Gyre Energy, an energy technology startup, has secured over £1 million in investment and grant funding as it expands work with larger enterprise customers. The pre-seed round, led by Speedinvest with participation from Rule 30 and Plug and Play, has funded Gyre's growth into large-scale cold chain environments, including one of the world's largest logistics companies responsible for moving and storing temperature-sensitive goods across global supply chains.
Cooling already accounts for around a fifth of global electricity demand, and rising temperatures are placing growing pressure on cold chains, buildings, power grids and cooling infrastructure. Gyre's AI-driven platform analyses how a site behaves, forecasts cooling demand, and optimises the system to cut overall energy use while maintaining temperature stability. Its thermal energy storage then stores cooling capacity when energy is cheaper and greener, releasing it during expensive peak periods so equipment runs less when power costs most, allowing cold storage and industrial cooling operators to improve cooling performance without major infrastructure replacement.
The funding supports Gyre's most significant deployment to date and its first with a global logistics leader. Gyre will install its cooling optimisation and thermal energy storage platform within a chamber of a 140,000 square foot cold chain operation, with performance measured against an IPMVP baseline. The customer cannot be named at this stage due to commercial confidentiality, but the project marks Gyre's first enterprise-scale deployment with a global logistics operator.
The International Energy Agency has warned that cooling demand is already straining power grids around the world, with global electricity demand expected to grow around 50% faster over 2026 to 2030 than the previous decade, driven by HVAC, data centres and electrification. As cooling demand rises across the economy, Gyre Energy sees future applications beyond cold storage, including data centres, where operators face increasing pressure to control energy use, manage heat and maintain uptime as AI workloads grow.

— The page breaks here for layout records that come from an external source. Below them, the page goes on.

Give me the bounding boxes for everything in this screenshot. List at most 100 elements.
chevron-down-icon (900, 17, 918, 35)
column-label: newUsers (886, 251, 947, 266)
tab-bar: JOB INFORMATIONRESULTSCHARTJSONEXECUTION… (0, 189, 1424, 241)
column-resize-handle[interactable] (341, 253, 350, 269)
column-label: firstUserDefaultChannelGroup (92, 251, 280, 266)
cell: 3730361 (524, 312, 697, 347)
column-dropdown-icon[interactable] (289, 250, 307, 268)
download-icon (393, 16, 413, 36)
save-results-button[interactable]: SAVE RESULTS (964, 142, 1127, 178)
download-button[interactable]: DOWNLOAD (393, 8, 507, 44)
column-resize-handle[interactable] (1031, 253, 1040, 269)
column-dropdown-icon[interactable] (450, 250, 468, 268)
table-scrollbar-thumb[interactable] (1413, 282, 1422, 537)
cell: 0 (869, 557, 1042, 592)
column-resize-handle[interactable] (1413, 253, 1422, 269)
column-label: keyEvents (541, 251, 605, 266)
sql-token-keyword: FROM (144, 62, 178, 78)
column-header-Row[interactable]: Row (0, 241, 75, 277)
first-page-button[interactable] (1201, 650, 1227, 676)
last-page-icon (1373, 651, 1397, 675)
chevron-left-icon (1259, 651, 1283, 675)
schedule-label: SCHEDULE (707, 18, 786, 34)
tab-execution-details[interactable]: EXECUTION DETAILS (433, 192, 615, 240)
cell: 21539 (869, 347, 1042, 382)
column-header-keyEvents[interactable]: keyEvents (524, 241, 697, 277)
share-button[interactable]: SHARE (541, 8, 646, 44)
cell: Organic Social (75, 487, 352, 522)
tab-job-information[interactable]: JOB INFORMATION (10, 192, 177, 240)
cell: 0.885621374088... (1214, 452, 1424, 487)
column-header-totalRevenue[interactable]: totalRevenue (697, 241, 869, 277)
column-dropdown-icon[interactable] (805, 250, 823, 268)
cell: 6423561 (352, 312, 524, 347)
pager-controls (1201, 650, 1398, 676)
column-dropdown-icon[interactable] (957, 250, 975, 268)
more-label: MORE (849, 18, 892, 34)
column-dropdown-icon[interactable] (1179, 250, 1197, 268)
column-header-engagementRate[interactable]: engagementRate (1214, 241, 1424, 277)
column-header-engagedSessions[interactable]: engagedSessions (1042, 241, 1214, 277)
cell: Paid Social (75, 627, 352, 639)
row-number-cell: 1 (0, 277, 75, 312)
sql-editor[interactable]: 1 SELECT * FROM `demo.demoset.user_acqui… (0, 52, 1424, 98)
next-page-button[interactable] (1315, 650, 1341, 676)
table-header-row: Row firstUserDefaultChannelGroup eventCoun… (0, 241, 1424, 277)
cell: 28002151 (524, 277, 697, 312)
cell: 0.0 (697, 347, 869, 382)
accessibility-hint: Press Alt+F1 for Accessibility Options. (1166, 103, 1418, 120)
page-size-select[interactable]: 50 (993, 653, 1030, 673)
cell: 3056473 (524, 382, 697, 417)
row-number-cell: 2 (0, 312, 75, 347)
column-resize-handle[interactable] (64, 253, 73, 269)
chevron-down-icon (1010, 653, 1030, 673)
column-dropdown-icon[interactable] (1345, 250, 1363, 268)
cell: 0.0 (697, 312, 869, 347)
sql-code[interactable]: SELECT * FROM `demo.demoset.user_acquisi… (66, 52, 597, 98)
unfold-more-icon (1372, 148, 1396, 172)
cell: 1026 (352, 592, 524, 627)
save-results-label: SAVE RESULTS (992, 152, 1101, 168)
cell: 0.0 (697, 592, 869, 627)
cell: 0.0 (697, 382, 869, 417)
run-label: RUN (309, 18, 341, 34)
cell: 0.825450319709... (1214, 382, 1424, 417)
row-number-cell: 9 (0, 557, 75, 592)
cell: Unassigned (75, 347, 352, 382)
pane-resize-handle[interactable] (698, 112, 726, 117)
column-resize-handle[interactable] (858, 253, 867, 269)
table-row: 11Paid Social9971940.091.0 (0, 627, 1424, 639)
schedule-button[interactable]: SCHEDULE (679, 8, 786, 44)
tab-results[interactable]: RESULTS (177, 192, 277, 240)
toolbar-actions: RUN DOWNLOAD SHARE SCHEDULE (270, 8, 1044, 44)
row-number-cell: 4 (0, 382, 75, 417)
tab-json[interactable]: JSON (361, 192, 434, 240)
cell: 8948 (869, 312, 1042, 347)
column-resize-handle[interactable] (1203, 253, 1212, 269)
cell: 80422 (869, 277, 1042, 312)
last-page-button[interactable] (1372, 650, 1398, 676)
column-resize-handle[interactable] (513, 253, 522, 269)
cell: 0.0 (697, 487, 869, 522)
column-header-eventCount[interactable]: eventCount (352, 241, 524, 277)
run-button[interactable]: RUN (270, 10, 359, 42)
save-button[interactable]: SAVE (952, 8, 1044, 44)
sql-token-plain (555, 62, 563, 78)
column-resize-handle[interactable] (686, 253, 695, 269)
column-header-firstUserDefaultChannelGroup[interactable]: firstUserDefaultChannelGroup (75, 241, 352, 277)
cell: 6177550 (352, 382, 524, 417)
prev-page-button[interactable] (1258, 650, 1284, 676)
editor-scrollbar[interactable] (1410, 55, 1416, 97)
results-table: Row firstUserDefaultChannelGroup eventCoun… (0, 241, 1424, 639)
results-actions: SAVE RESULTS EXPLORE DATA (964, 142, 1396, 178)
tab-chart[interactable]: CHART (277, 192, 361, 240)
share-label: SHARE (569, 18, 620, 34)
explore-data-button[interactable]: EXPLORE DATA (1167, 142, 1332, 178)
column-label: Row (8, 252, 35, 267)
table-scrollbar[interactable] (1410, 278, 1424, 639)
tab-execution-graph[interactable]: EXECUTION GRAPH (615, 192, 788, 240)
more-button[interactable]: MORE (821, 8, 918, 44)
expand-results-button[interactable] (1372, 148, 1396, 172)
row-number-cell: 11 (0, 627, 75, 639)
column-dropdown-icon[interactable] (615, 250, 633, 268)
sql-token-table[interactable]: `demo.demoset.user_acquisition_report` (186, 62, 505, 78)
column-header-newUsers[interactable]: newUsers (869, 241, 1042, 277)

Gyre Energy has already demonstrated the commercial impact of its platform with a large UK chilled and frozen distribution business with a nationwide depot network. In its first published commercial deployment, Gyre cut electricity costs by 38% and daily energy consumption by 35%, with a payback period under 1.5 years, at a 2,900 sq ft frozen cold storage facility. Founded by Dougald Coulson (CEO), Michael McKenna (CTO) and Tom Gibson (COO), all three Oxford MBAs with backgrounds in machine learning, energy systems and energy technology commercialisation, Gyre Energy was recently named a SXSW London Venture Spotlight winner (2nd place), selected as a MIT Climate Solver from nearly 2,900 organisations globally, and awarded multiple Innovate UK grants.
Cooling already accounts for around a fifth of global electricity demand, and it's rapidly growing. For the operators we work with, energy is one of their largest costs and cooling is the part they've had the least control over. What's really resonating with our customers is that the same infrastructure that has historically been a cost line can become an energy asset. Working with one of the world's largest logistics operators gives us the opportunity to prove that approach in one of the most demanding cold chain environments in the world.
Cooling is one of the most fundamental and overlooked problems in the energy transition, and Gyre is tackling it head on. This is AI applied to the real world, delivering real outcomes in the shape of lower energy consumption and more resilient supply chains. In the twelve months since we invested, Dougald, Tom, Mike and the team have executed exceptionally, moving from proven first commercial deployment to working with one of the world's most sophisticated cold chain operators. Gyre is building a core layer of the energy stack of the future, and we're delighted to be on this journey with a team that is global by nature and unbounded in its ambition.